12. Central Office (sections 24-30)

To ensure fair competition and a stable system, the manufacturers responsible for products are required to organise a Central Office to which comprehensive administrative responsibilities are assigned (a legal foundation under civil law).

The Central Office is responsible among other things for:

  • Carrying out and publishing the registration of manufacturers,
  • Inspection of the Declaration of Completeness,
  • Inspection of the quantity flow certificates and quantities communicated by the dual systems,
  • Establishing and publishing minimum standards as a basis of assessment for ecological packaging (in collaboration with the UBA),
  • Calculation and publishing of the market shares to be assigned to the systems,
  • Cooperation with federal state authorities, the UBA and the Federal Cartel Office,
  • Registration and examination of experts,
  • Classification of packaging as mandatorily included in the system / returnable or beverage packaging.

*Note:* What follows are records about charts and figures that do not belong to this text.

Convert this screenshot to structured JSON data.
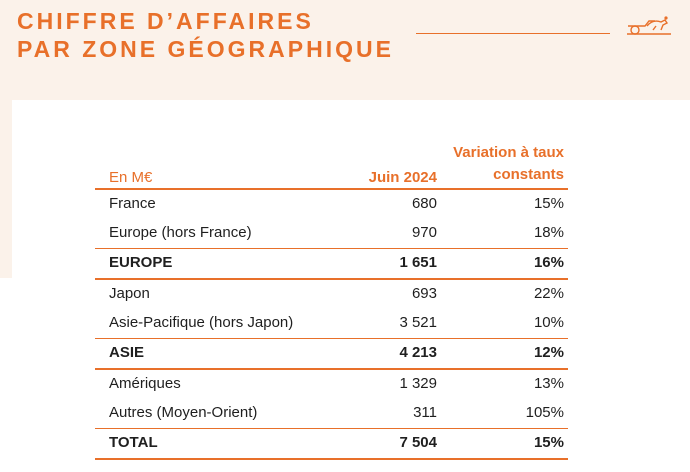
{
  "header": {
    "title_line1": "CHIFFRE D’AFFAIRES",
    "title_line2": "PAR ZONE GÉOGRAPHIQUE"
  },
  "colors": {
    "accent": "#e8702a",
    "band": "#fbf2ea"
  },
  "logo": {
    "icon": "carriage-logo-icon"
  },
  "table": {
    "col_label": "En M€",
    "col_june": "Juin 2024",
    "col_var_line1": "Variation à taux",
    "col_var_line2": "constants",
    "rows": [
      {
        "label": "France",
        "value": "680",
        "variation": "15%"
      },
      {
        "label": "Europe (hors France)",
        "value": "970",
        "variation": "18%"
      },
      {
        "label": "EUROPE",
        "value": "1 651",
        "variation": "16%"
      },
      {
        "label": "Japon",
        "value": "693",
        "variation": "22%"
      },
      {
        "label": "Asie-Pacifique (hors Japon)",
        "value": "3 521",
        "variation": "10%"
      },
      {
        "label": "ASIE",
        "value": "4 213",
        "variation": "12%"
      },
      {
        "label": "Amériques",
        "value": "1 329",
        "variation": "13%"
      },
      {
        "label": "Autres (Moyen-Orient)",
        "value": "311",
        "variation": "105%"
      },
      {
        "label": "TOTAL",
        "value": "7 504",
        "variation": "15%"
      }
    ]
  }
}
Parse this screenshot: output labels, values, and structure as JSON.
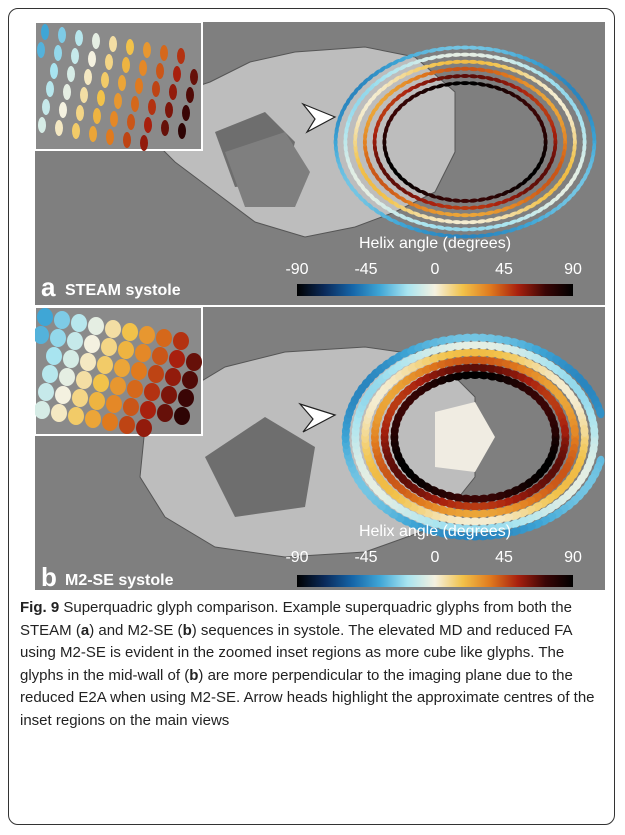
{
  "panels": [
    {
      "label": "a",
      "title": "STEAM systole",
      "colorbar": {
        "title": "Helix angle (degrees)",
        "ticks": [
          -90,
          -45,
          0,
          45,
          90
        ]
      }
    },
    {
      "label": "b",
      "title": "M2-SE systole",
      "colorbar": {
        "title": "Helix angle (degrees)",
        "ticks": [
          -90,
          -45,
          0,
          45,
          90
        ]
      }
    }
  ],
  "caption": {
    "parts": [
      "Fig. 9",
      "Superquadric glyph comparison. Example superquadric glyphs from both the STEAM (",
      "a",
      ") and M2-SE (",
      "b",
      ") sequences in systole. The elevated MD and reduced FA using M2-SE is evident in the zoomed inset regions as more cube like glyphs. The glyphs in the mid-wall of (",
      "b",
      ") are more perpendicular to the imaging plane due to the reduced E2A when using M2-SE. Arrow heads highlight the approximate centres of the inset regions on the main views"
    ]
  }
}
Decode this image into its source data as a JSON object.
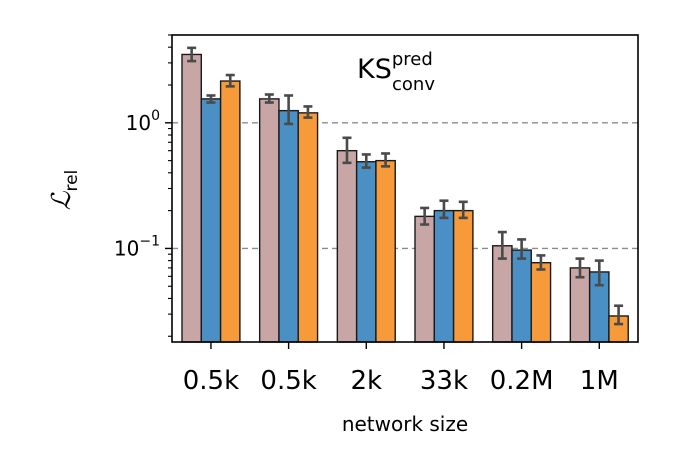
{
  "chart_data": {
    "type": "bar",
    "annotation": {
      "base": "KS",
      "sup": "pred",
      "sub": "conv"
    },
    "xlabel": "network size",
    "ylabel": {
      "main": "ℒ",
      "sub": "rel"
    },
    "yscale": "log",
    "ylim": [
      0.018,
      5.0
    ],
    "yticks": [
      {
        "value": 1.0,
        "base": "10",
        "exp": "0"
      },
      {
        "value": 0.1,
        "base": "10",
        "exp": "−1"
      }
    ],
    "gridlines": [
      1.0,
      0.1
    ],
    "categories": [
      "0.5k",
      "0.5k",
      "2k",
      "33k",
      "0.2M",
      "1M"
    ],
    "series": [
      {
        "color": "#c9a6a6",
        "values": [
          3.5,
          1.55,
          0.6,
          0.18,
          0.105,
          0.07
        ],
        "err_low": [
          3.1,
          1.45,
          0.48,
          0.155,
          0.083,
          0.059
        ],
        "err_high": [
          3.95,
          1.68,
          0.76,
          0.21,
          0.135,
          0.083
        ]
      },
      {
        "color": "#4a90c4",
        "values": [
          1.55,
          1.25,
          0.49,
          0.2,
          0.097,
          0.065
        ],
        "err_low": [
          1.45,
          0.98,
          0.44,
          0.175,
          0.083,
          0.051
        ],
        "err_high": [
          1.65,
          1.65,
          0.56,
          0.24,
          0.118,
          0.08
        ]
      },
      {
        "color": "#f79a3a",
        "values": [
          2.15,
          1.2,
          0.5,
          0.2,
          0.077,
          0.029
        ],
        "err_low": [
          1.95,
          1.1,
          0.45,
          0.175,
          0.068,
          0.025
        ],
        "err_high": [
          2.4,
          1.35,
          0.57,
          0.235,
          0.088,
          0.035
        ]
      }
    ]
  }
}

The dual systems and providers of industry solutions are responsible for financing the Central Office based on their respective market shares.

The Central Office has to set up bodies typical of a foundation (board of trustees, management, administrative council and advisory council collection, sorting and recycling). The Central Office is supervised by the UBA. The most important body is the board of trustees, which establishes the principles of business policy and appoints and dismisses the management. It is composed of eight representatives of the manufacturers and distributors, two representatives of federal states, one representative of the local government central associations, one representative of the Federal Ministry of Economics and one representative of the Federal Ministry of Environment.

The Central Office independently develops recommendations to improve the collection, sorting and recycling of recyclable waste, including quality assurance, and to deal with questions of particular importance for the interaction between local authorities and systems.

13. Deposit and take-back obligations for Disposable Beverage Packaging (section 31)

  • The mandatory deposit is extended to carbonated fruit nectars and vegetable juices.
  • Disposable beverage packaging must be labelled as being subject to a deposit permanently, clearly legibly and in easily visible locations before being brought to market.

14. Duty of Notification (section 32)

  • Consumers must be informed about the further use of beverage packaging at the point of sale by “DISPOSABLE” or “REUSABLE” labels.
  • The duty of notification at points of sale does not apply for reusable drinks packaging with a volume of more than 3.0 litres.

15. Provisions on administrative fines (section 34)

  • The provisions on administrative fines were extended as follows:
  • Non-indication, incorrect, incomplete or late notification of industry solutions towards the Central Office,
  • Non-reintroduction of returned packaging by either reuse or recycling as per section 15 para. 3 s.1 and section 15 para. 4 s.3,
  • Non-provision or incorrect or incomplete provision of proof of fulfilment of the take-back and recycling obligations in cases of section 15 para. 4 sentence 5.

16. Commissioning of Third Parties (section 33)

No Third Parties may be commissioned for the registration with the Central Office in accordance with section 9 or the submission of data reports in accordance with section 10.